First, I looked at the free concert schedule over at Emory, and realized that because of a telephone conference call scheduled between 7.00-8.30 PM tonight (during which I will have to sound intelligent discussing finance: net present value, internal rate of return, equity, risk etc- alas all relating to money, and not to free lurve and world peace), I will have to miss Vega String Quartet's performance of Bach's Cello Suite no. 1 in G major. I may however run over and take in Bach's Violin Sonata no. 1 in G minor and Bartók's String Quartet no. 1. after intermission.

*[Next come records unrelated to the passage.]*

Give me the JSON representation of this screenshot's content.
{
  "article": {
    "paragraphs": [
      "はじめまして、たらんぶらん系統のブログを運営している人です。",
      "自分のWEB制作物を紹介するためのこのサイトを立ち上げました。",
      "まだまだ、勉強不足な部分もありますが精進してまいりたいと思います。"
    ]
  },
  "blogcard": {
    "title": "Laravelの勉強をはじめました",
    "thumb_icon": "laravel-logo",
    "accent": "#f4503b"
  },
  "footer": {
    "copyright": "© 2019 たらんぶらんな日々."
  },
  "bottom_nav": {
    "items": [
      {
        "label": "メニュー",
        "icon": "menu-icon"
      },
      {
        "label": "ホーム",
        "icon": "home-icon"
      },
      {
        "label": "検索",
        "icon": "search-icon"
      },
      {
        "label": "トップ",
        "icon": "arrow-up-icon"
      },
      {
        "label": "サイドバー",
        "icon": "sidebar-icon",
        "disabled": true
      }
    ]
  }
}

Second, tomorrow night if I manage to finish buying all the stuff* I need for a three week trip starting next Friday, I plan to go to a Javanese Gamelan & Puppetry performance. I like music that is made by vigorous banging of metal plates, pans, bells, gongs etc as it propels a shadow puppet show depicting episodes from the Great Indian Epics (the last time I went, it was Hanuman-ji going to Lanka to hunt for Sita-ma) with a Javanese twist.
Third, I like N.R. Narayana Murthy, the Infosys papaji, mainly because he is not ashamed to claim that he is a lapsed socialist (something I will become if I am not already one), and keeps talking about (even if in a very halu fashion) ethical issues in business. So today he held forth thusly in the pages of Wall Street Journal:
Once a company has set its values in place, it goes to the market. Our experience has shown there are five elements of success in today's global marketplace:-- Listen to other people's ideas, especially those of the younger generations. Devise ways of management to tap the brilliance of young minds. Some of our best ideas grew from monthly "Ideation Days," brainstorming sessions led by employees under 30. Keep doors open. Let young workers walk into senior managers' offices to present their ideas without going through "proper channels." Retire early enough to give younger people a chance to take responsibility while still enthusiastic.
-- Maintain meritocracy. Build a company where people of different nationalities, genders and religions compete in an environment of intense competition and total courtesy. Do this by using data to decide which ideas are adopted. Our motto: "In God we trust. Everyone else brings data to the table."
-- Benchmark yourself against internal and external competitors to make sure you are doing everything faster today than you did yesterday, or last quarter.
-- Continue to develop better ideas. Build something great, and then break it to build something better. Never fear being insufficiently focused on a single core business. As long as your most brilliant people are continuously experimenting with the best services to provide to customers, the results will turn out right in the end.
-- Maintain pressure to implement the best ideas with ever-higher levels of excellence.
Elements 1 and 2 are okay, and the rest are boiler plate management-guru speak. Is Murthy garu seeking to become one? If he is, I as a minor student of the English language and poetry would urge him to avoid ending his speils thusly:
The only guarantee a company has each day is the opportunity to live by its values and to innovate. If a company puts its values into practice daily, it can remain vibrant even 100 years from now. But the day a company forgets its values, it will disappear like dew on a sunny morning.
*You would think buying stuff in Consumer Land would be easy. But it is not, if this is your visit to a commercial establishment (sans vists to places required to feed yourself: grocery stores, eateries and bookstores) such as a mall or a department store after a hitaus of two years.